This passive approach of libxml2 where the software remains community only is just fine and totally fair, but corporate users can pay up if there's a clear offering. What they actually get doesn't need to be much, but if it does need to be clear. Of course this does change the project into hybrid community/corperate open source but there can be a spectrum there where a lot of time and resources is carved out for the community approach and the corperate sponsors are given just enough to keep them happy. In a way some more corperate focussed Linux distributions are also an example of a hybrid approach really given the two worlds are very much linked.
This is an understated but brilliant framing. Oh I know they won't contribute, users will continue to apply pressure through issue threads saying that their clueless security teams are breathing down their necks. But at least you'd hope this gives pause.
The linked issue is worth a read, it's a shame the burden that corporate leeches like apple and google have placed on him. To them this project is simply free labour they have assumed they are entitled to and by extension are subject to their individual security theatrics.
The bug has no actual example of them making demands, "leeching" or acting entitled.
The security issues would be security issues just the same even if the library was only used by Linux desktops. (And if the library is unfit for use in other operating systems like the author suggests, feels like it probably is equally unfit for use in Gnome.)
ratio = (contributions - demands) : earnings
If you contribute nothing, demand nothing, and earn nothing, carry on. “Nothing” is loosely defined as “near enough to zero in the context of a specific project”.
If you contribute nothing, demand nothing, and earn (DL) a million dollars using it somehow, you’re a leecher. Your U/D ratio is 0.0. That should be an uncomfortable realization. One way to cope with that is to raise your ratio to 0.1. If you make a million dollars of revenue using libcurl, how much are you allocating to donate back?
If you contribute nothing and demand security fixes, then you’re not a leecher — you’re a parasite, because your demands exceed your contributions; your sign bit is still negative even if your ratio is 0.0 or NaN. It has been zero days since this workplace had a maintainer injury due to parasitic behavior.
Leechers are demoralizing when the revenue earned would let the author quit their day job to do more fun work instead. Parasites leave a trail of damaged and dead projects in their wake. libxml2’s maintainer made a policy change that cuts off the food supply for parasites; good. They’ll still burnout someday due to the untreated morale damage being done by the billionaire leechers, though.

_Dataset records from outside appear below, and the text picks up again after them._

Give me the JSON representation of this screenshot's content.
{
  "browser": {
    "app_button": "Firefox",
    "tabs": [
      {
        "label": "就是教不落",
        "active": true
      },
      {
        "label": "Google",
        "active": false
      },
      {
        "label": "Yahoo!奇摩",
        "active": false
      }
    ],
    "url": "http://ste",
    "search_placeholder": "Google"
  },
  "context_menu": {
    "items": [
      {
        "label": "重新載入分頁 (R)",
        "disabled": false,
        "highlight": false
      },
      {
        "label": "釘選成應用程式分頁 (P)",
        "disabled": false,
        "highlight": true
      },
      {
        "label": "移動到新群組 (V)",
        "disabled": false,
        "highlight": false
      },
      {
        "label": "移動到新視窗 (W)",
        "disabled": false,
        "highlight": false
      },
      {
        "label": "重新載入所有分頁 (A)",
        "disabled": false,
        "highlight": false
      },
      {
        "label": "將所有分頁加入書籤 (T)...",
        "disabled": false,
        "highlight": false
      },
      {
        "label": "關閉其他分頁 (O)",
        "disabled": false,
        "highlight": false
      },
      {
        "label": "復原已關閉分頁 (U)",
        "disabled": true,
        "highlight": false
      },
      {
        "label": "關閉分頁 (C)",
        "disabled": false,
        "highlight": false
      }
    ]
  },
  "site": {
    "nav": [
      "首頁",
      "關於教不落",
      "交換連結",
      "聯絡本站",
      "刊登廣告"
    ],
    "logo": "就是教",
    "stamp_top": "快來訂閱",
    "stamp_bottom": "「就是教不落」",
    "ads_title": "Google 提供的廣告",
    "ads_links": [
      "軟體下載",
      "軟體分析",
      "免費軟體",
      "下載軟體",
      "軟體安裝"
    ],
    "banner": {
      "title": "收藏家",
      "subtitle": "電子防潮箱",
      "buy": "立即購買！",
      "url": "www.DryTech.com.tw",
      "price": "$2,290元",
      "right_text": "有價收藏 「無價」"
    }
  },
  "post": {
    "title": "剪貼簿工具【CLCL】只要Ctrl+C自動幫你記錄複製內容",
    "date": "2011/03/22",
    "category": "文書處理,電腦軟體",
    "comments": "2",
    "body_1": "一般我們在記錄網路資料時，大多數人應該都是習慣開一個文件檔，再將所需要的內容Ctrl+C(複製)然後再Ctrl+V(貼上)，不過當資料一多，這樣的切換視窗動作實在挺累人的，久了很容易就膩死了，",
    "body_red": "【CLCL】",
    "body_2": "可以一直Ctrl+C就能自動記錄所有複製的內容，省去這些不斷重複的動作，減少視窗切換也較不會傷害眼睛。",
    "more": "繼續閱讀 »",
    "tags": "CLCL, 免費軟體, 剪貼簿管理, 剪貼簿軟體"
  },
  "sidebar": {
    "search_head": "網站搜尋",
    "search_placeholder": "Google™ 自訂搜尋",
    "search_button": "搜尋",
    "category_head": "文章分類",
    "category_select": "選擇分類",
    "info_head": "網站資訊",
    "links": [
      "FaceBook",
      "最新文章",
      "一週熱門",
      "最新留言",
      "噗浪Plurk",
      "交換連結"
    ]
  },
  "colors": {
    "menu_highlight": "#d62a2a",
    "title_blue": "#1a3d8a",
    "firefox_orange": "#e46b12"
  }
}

If an author accepts contributions and you feel like a leecher, do something about it. If they do not accept contributions (including money) or if the anccepted contributions are incompatible (their code is in COBOL and you only know Rust, they only offer “donate bitcoin”, you’re a broke student funding school with your project) then maybe write them a thank you letter? and revisit this if your or their circumstances change someday.
As a former open source maintainer, I don’t mind it when people leech. That’s chill. Go for it. I don’t have a tip jar because I don’t expect a tip. But I mind when people DL a million dollars of revenue using my work and have a UL:DL ratio of 0.0 with me.
Corporations, formally do not care whether users are hobbyists, leechers, or parasites. Maintainers do. The OSI continues to reject as Open Source any licenses attempting to stop the morale impact of millionaire leechers and the time and effort drained by parasites.
Which is more important to the future of open source: the right to be a leecher or a parasite, or the maintainers that they feed upon?
Nobody should be giving Bezos free work.
And you can tell by the way they move, they do not want to hurt each other- a cartel of toe-owners. Otherwise, what happened to gaming with the steam-deck, could have happened with linux to the desktop world years ago. Especially now, where the owner describing his intent, transfers to scripting glue code.
Sharing the result of collaborative efforts liberally makes sense. Wanting to be able to modify software and redistribute modifications makes sense. Allowing software to evolve in a broader eco-system makes sense.
What isn't seeming to make sense is how OSS software is used commercially and the way that skews the culture and priorities of open source projects. What purpose does the lack of commercial restrictions serve?
No restrictions on commercial use at all seems naive (and perhaps plain ideological) at this point. I used to think that things were too embedded to change but it does feel like a major shift is fermenting and has been for a while.
CaptainFever•4h ago
So like, regardless of the user of the software, one should understand that there really is no warranty, or promise of quality or support from FOSS.
If one (whether it be Debian or Apple) needs a feature, bug fix, or security fix, one can ask for it, but don't expect anything.
The best way is to do it themselves, and share their code if they wish to or are obligated to under the GPL. Or commission a programmer or the maintainer to do it. Or buy a support contract from the maintainer. Or encourage it by doing micropatronage and voting for it.